The repayment would be made using resources the banking giant already has and envisions the sale of $18.8 billion in new securities and stock. Many analysts believe the move will help the bank recruit a new chief executive to replace Ken Lewis, who plans to retire at the end of the year.
It will remove the compensation constraints imposed by the government on financial institutions that needed government aid to survive the 2008 panic. It will certainly help the candidacy of Greg Curl, the company’s chief risk officer, who developed the plan. He is widely believed to be the strongest internal candidate for Lewis’ job and may be the interim CEO after Lewis leaves.
The $45 billion was received under the government’s Troubled Asset Recovery Program, or TARP. About $25 billion was forwarded to Bank of America in October.

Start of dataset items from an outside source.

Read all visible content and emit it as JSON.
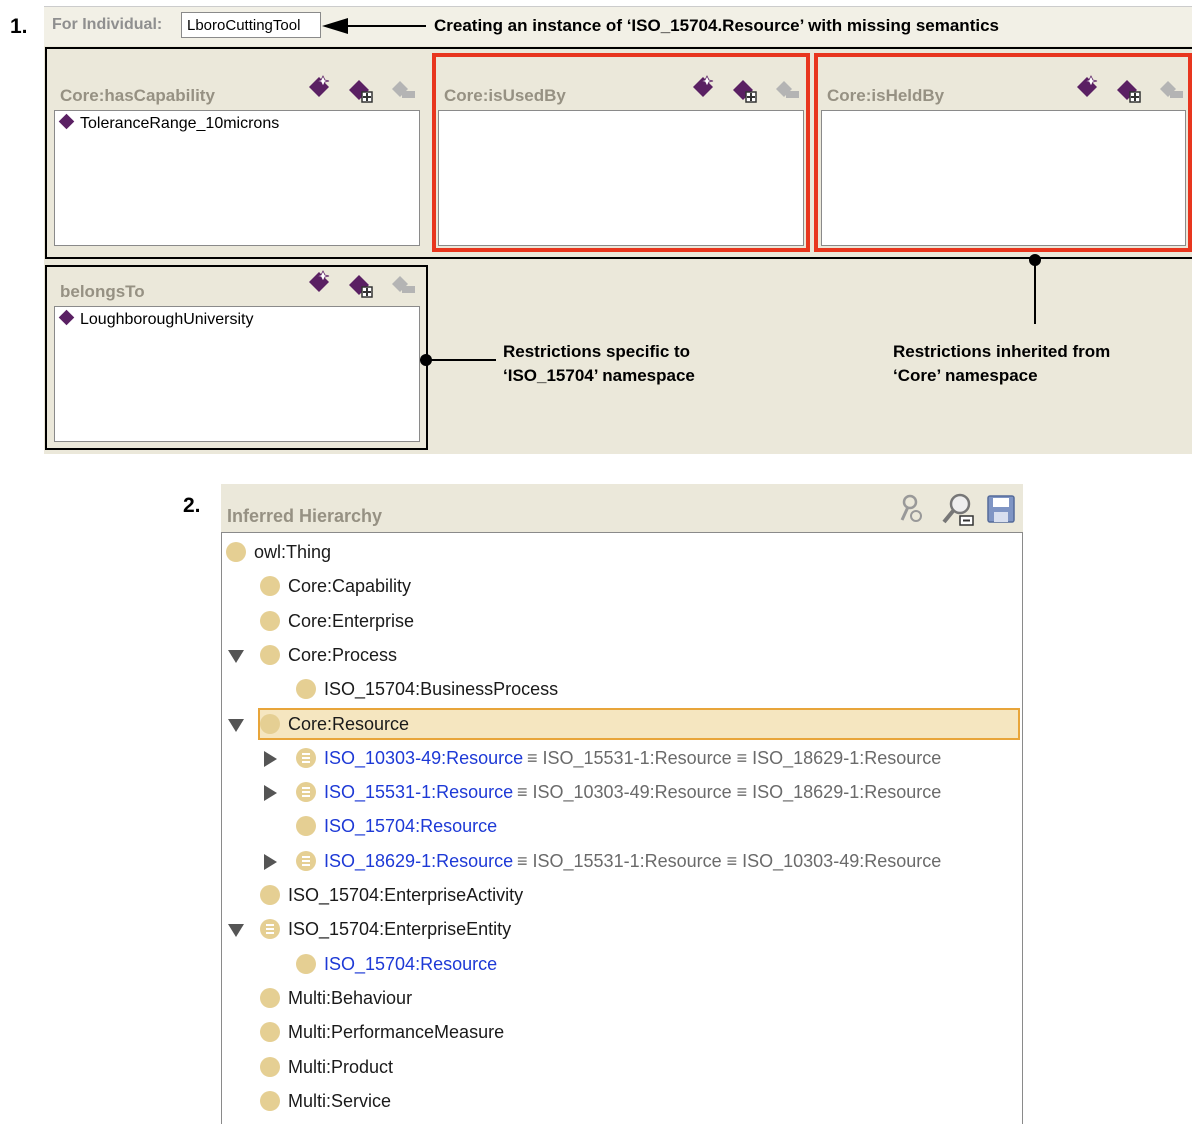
{
  "part1": {
    "number": "1.",
    "for_label": "For Individual:",
    "individual": "LboroCuttingTool",
    "annotation_top": "Creating an instance of ‘ISO_15704.Resource’ with missing semantics",
    "panels": [
      {
        "title": "Core:hasCapability",
        "items": [
          "ToleranceRange_10microns"
        ]
      },
      {
        "title": "Core:isUsedBy",
        "items": []
      },
      {
        "title": "Core:isHeldBy",
        "items": []
      },
      {
        "title": "belongsTo",
        "items": [
          "LoughboroughUniversity"
        ]
      }
    ],
    "annotation_specific_line1": "Restrictions specific to",
    "annotation_specific_line2": "‘ISO_15704’ namespace",
    "annotation_inherited_line1": "Restrictions inherited from",
    "annotation_inherited_line2": "‘Core’ namespace",
    "colors": {
      "highlight": "#e8361e",
      "panel_bg": "#ebe8da",
      "diamond": "#5a2063"
    }
  },
  "part2": {
    "number": "2.",
    "title": "Inferred Hierarchy",
    "toolbar_icons": [
      "wrench-icon",
      "search-icon",
      "save-icon"
    ],
    "rows": [
      {
        "text": "owl:Thing",
        "level": 0,
        "expander": "none",
        "bullet": "plain"
      },
      {
        "text": "Core:Capability",
        "level": 1,
        "expander": "none",
        "bullet": "plain"
      },
      {
        "text": "Core:Enterprise",
        "level": 1,
        "expander": "none",
        "bullet": "plain"
      },
      {
        "text": "Core:Process",
        "level": 1,
        "expander": "down",
        "bullet": "plain"
      },
      {
        "text": "ISO_15704:BusinessProcess",
        "level": 2,
        "expander": "none",
        "bullet": "plain"
      },
      {
        "text": "Core:Resource",
        "level": 1,
        "expander": "down",
        "bullet": "plain",
        "selected": true
      },
      {
        "text": "ISO_10303-49:Resource",
        "extra": " ≡ ISO_15531-1:Resource ≡ ISO_18629-1:Resource",
        "level": 2,
        "expander": "right",
        "bullet": "eq",
        "blue": true
      },
      {
        "text": "ISO_15531-1:Resource",
        "extra": " ≡ ISO_10303-49:Resource ≡ ISO_18629-1:Resource",
        "level": 2,
        "expander": "right",
        "bullet": "eq",
        "blue": true
      },
      {
        "text": "ISO_15704:Resource",
        "level": 2,
        "expander": "none",
        "bullet": "plain",
        "blue": true
      },
      {
        "text": "ISO_18629-1:Resource",
        "extra": " ≡ ISO_15531-1:Resource ≡ ISO_10303-49:Resource",
        "level": 2,
        "expander": "right",
        "bullet": "eq",
        "blue": true
      },
      {
        "text": "ISO_15704:EnterpriseActivity",
        "level": 1,
        "expander": "none",
        "bullet": "plain"
      },
      {
        "text": "ISO_15704:EnterpriseEntity",
        "level": 1,
        "expander": "down",
        "bullet": "eq"
      },
      {
        "text": "ISO_15704:Resource",
        "level": 2,
        "expander": "none",
        "bullet": "plain",
        "blue": true
      },
      {
        "text": "Multi:Behaviour",
        "level": 1,
        "expander": "none",
        "bullet": "plain"
      },
      {
        "text": "Multi:PerformanceMeasure",
        "level": 1,
        "expander": "none",
        "bullet": "plain"
      },
      {
        "text": "Multi:Product",
        "level": 1,
        "expander": "none",
        "bullet": "plain"
      },
      {
        "text": "Multi:Service",
        "level": 1,
        "expander": "none",
        "bullet": "plain"
      }
    ],
    "colors": {
      "selected_bg": "#f5e6c0",
      "selected_border": "#e8a53a",
      "bullet": "#e5cf93",
      "link_blue": "#1d39d6"
    }
  }
}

The remaining $20 billion was extended in January as part of a package designed to help the company complete its controversial acquisition of brokerage giant Merrill Lynch. The package also included a guarantee of $118 billion in assets as well as warrants to buy additional shares. The government will have to sell those warrants.
The TARP repayment means that Bank of America’s fourth-quarter net income will be reduced by $4.1 billion — the difference between the book value of the preferred shares and the amount it will pay to get them back. At the same time, the banking giant will save $3.6 billion a year in dividend payments to the government.

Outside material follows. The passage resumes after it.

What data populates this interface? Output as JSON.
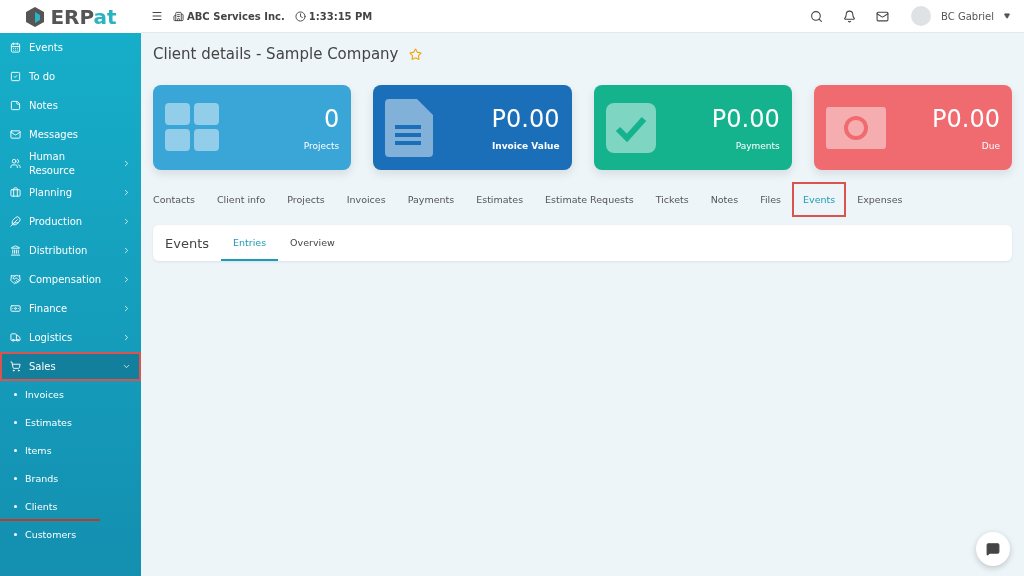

Investors were initially skeptical of the news, first reported on CNBC, sending Bank of America shares down as much as 4% after hours. But the shares later rose to $15.99, up 2.2% from the close, which may help stocks open higher on Thursday. Bank of America had dropped 1.5% to $15.65 in regular trading. Repaying the so-called TARP money means buying back three series of preferred shares issued to the Treasury Department.
The bank plans to use $26.2 billion in excess liquidity to fund part of the repurchase. About $4 billion will come from asset sales. An additional $1.7 billion will come from issuing restricted stock under incentive compensation plans. But the big part of the plan involves the issuance of $18.8 billion in new “common equivalent securities.” The company envisions asking shareholder to approve a proposal to let it convert the securities to common shares within 105 days of their issuance.
Many financial institutions that took TARP money last year scrambled as quickly as possible to get it off their books. The managements have objected to government restrictions on compensation and other activities. They’ve complained that talent and business are being drained away by competitors.
On the other hand, as Bank of America’s Lewis implied in the company’s news release, without the assistance, many institutions might have simply failed in the financial panic. “We appreciate the critical role that the U.S. government played last fall in helping to stabilize financial markets,” his statement said.
Bank of America’s vulnerabilities came from heavy exposure to the crashing real estate market. Merrill Lynch had problems that were so bad that the bank considered trying to walk away from the merger. Bank of America shares had plunged to a closing low of $3.14 in March before the stock market recovery set in. The shares have risen 398% since then.
The deal would maintain Bank of America’s capital requirements within acceptable — and higher — bounds. Capital is what companies use to cushion blows from losses. Regulators allowed financial institutions were allowed to drop their capital earlier this decade, which made them vulnerable when the credit crunch erupted in 2008. With the extra $20 billion, Bank of America’s Tier 1 common equity ratio — a key measure of capital — could rise to 8.5%, up from 7.25% in the third quarter.
At 8.5%, B of A would have more than twice the minimum Tier 1 common equity required by the government stress tests in May.
By hoisting capital levels, the government reduces the risk it will have to step back in and support large banks, which would only spook markets again.